Em Escuinapa de Hidalgo a "carretera de cota", designação dada a uma auto-estrada mexicana, que è mais uma via rápida com portagens (não para ciclistas!) e boas bermas, terminou, e durante vários quilòmetros tive que pedalar pela "La federal", cujo trafico intenso e bermas quase inexistentes, era de arrepiar os cabelos atè ao ciclista mais experimentado. Entre Escuinapa e Ruiz, havia um troço de auto-estrada em construção, que segundo alguém com quem falei, era transitável para ciclistas.
Pela primeira vez na viagem tive, não uma estrada, mas sim uma auto-estrada só para mim. Um pavimento liso com cerca de 30 metros de largura, km após km, sem trafico!!. A super-estrada cortava por paisagens tropicais, com lagos cheios de pássaros, incluindo os "spoonbill", um pássaro rosado semelhante ao flamingo, e alguns campos agrícolas e pequenas aldeias ainda não transformadas pelo impacto da nova via rápida.

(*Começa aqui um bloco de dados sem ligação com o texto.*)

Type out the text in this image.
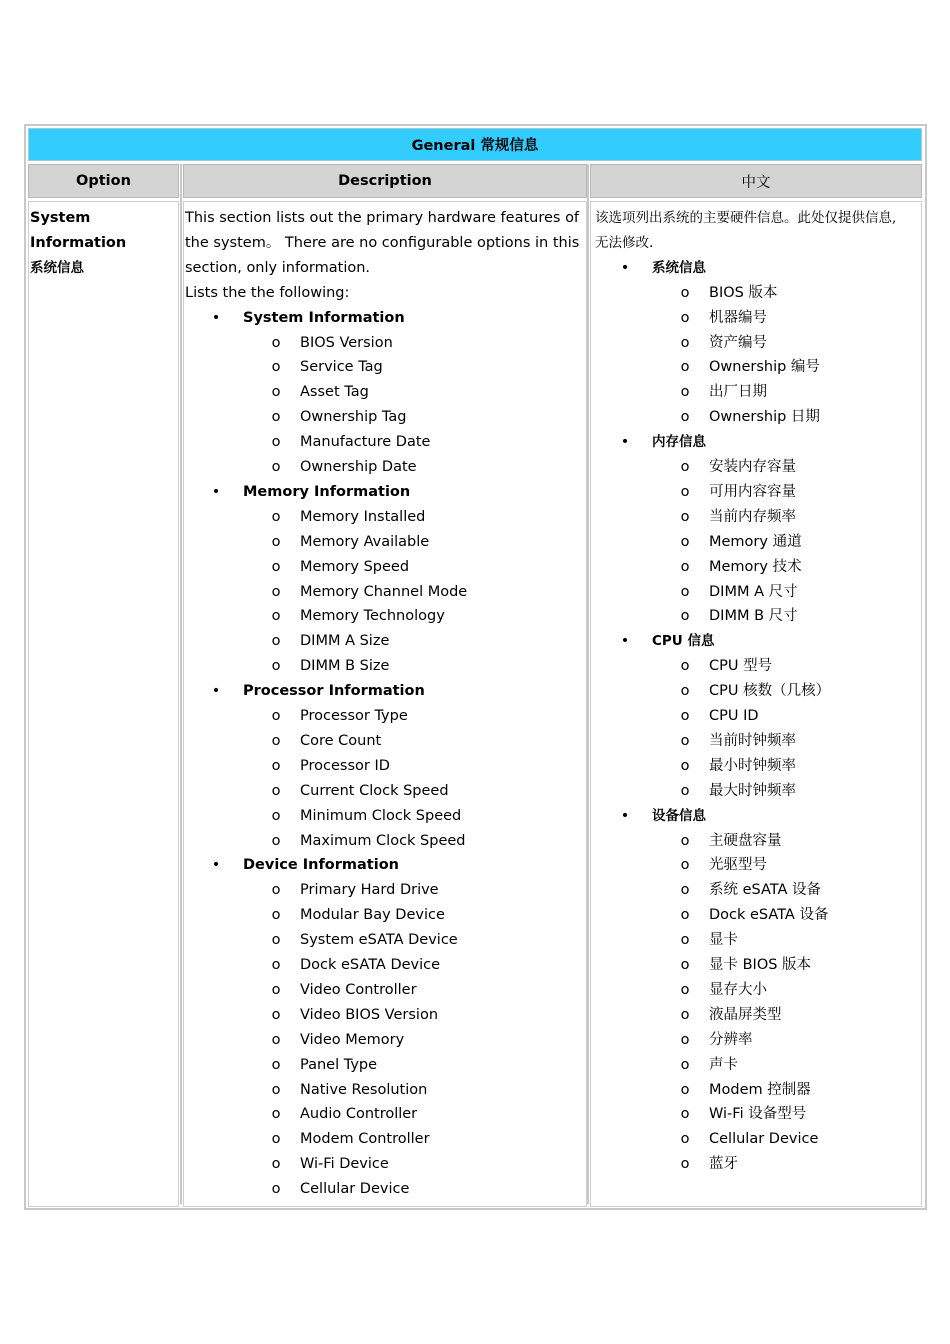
General 常规信息
Option	Description	中文
System
Information
系统信息
This section lists out the primary hardware features of
the system。 There are no configurable options in this
section, only information.
Lists the the following:
• System Information
o BIOS Version
o Service Tag
o Asset Tag
o Ownership Tag
o Manufacture Date
o Ownership Date
• Memory Information
o Memory Installed
o Memory Available
o Memory Speed
o Memory Channel Mode
o Memory Technology
o DIMM A Size
o DIMM B Size
• Processor Information
o Processor Type
o Core Count
o Processor ID
o Current Clock Speed
o Minimum Clock Speed
o Maximum Clock Speed
• Device Information
o Primary Hard Drive
o Modular Bay Device
o System eSATA Device
o Dock eSATA Device
o Video Controller
o Video BIOS Version
o Video Memory
o Panel Type
o Native Resolution
o Audio Controller
o Modem Controller
o Wi-Fi Device
o Cellular Device
该选项列出系统的主要硬件信息。此处仅提供信息,
无法修改.
• 系统信息
o BIOS 版本
o 机器编号
o 资产编号
o Ownership 编号
o 出厂日期
o Ownership 日期
• 内存信息
o 安装内存容量
o 可用内容容量
o 当前内存频率
o Memory 通道
o Memory 技术
o DIMM A 尺寸
o DIMM B 尺寸
• CPU 信息
o CPU 型号
o CPU 核数（几核）
o CPU ID
o 当前时钟频率
o 最小时钟频率
o 最大时钟频率
• 设备信息
o 主硬盘容量
o 光驱型号
o 系统 eSATA 设备
o Dock eSATA 设备
o 显卡
o 显卡 BIOS 版本
o 显存大小
o 液晶屏类型
o 分辨率
o 声卡
o Modem 控制器
o Wi-Fi 设备型号
o Cellular Device
o 蓝牙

Era bom demais para ser verdade, estava tão feliz que ate fazia malabarismos com a bicicleta, tipo andar sem mãos, etc. Sabia que era um momento único na viagem e estava a usufruir de cada km pedalado. Mas não estava sozinho. Apesar do pavimento estar completo, ainda havia vários grupos de trabalhadores ao longo do caminho a tratar dos acabamentos finais.
A minha sorte estava para mudar radicalmente.
Numa ponte não acabada, não vi uma pequena falha com pouco mais de 30 cm, o impacto da roda e o peso das malas quebraram o suporte dianteiro. primeiro o esquerdo, torcendo a vara que os une por debaixo da roda, obrigando o do lado direito a partir em 2 lados.
ficou feito num oito...literalmente!

foi-me impossível encontrar um suporte em Portugal, como vou encontrar um no México? Ou quem me o vai soldar, uma vez que è feito de alumínio? e como e que eu vou sair daqui?
Nos preparativos desta viagem, um pouco à pressa, tinha passado uma tarde em Lisboa à procura de um suporte dianteiro sem sucesso. Foi já em Seattle nos estados unidos, quando em transito para o Ártico , enquanto esperava pela bicicleta que se tinha "perdido" no vôo vindo de Londres, que encontrei um suporte e umas malas dianteiras,
Caiu a noite, e o Céu enublado transformou a noite num preto quase sólido. Não se via vivalma e o chilrear da passarada era ensurdecedor, como que a protestar a minha intrusão. ao lado da super-estrada estava uma arvore, semi coberta com silvados e plantas trepadeiras, e que me pareceu o lugar ideal para monta a rede. ( a minha rede esta a tornar-se numa das peças de equipamento que mais valorizo) encostei a bicicleta à arvore e não lhe toquei mais nessa noite...estava meio enfuriado pelos acontecimentos do final de dia e nem queria averiguar os estragos feitos. Pelo menos vou fazer um bom jantar, pensei.
Tinha comprado comida em Mazatlan, e comecei a preparar um refogado de cebola alho azeite, folhas de louro e chiles. ao qual esperava adicionar molho de tomate e vegetais, e mais tarde um pacote de pasta.. Monto o fogão e dou umas 10 a 15 bombadas para criar pressão na botija de gasolina. Acendo um cigarro e o fogão ao mesmo tempo como já era ritual. De repente o fogão entra em chamas. Entrei meio em pânico, sem saber bem o que fazer. soltei a patilha de segurança e separei o fogão da garrafa de gasolina dando-lhe um chuto com a bota. enterrei as mãos na terra e comecei a combater as chamas.
Boa! sem suporte e agora sem jantar.
Tudo o que tinha comprado não era comestível sem ser cozinhado. Tinha feito 150 km e essa noite o meu jantar foi uma banana e um pacote de bolachas com muita água. Só falta cair-me uma tarântula durante a noite, pensei. não dormi bem essa noite.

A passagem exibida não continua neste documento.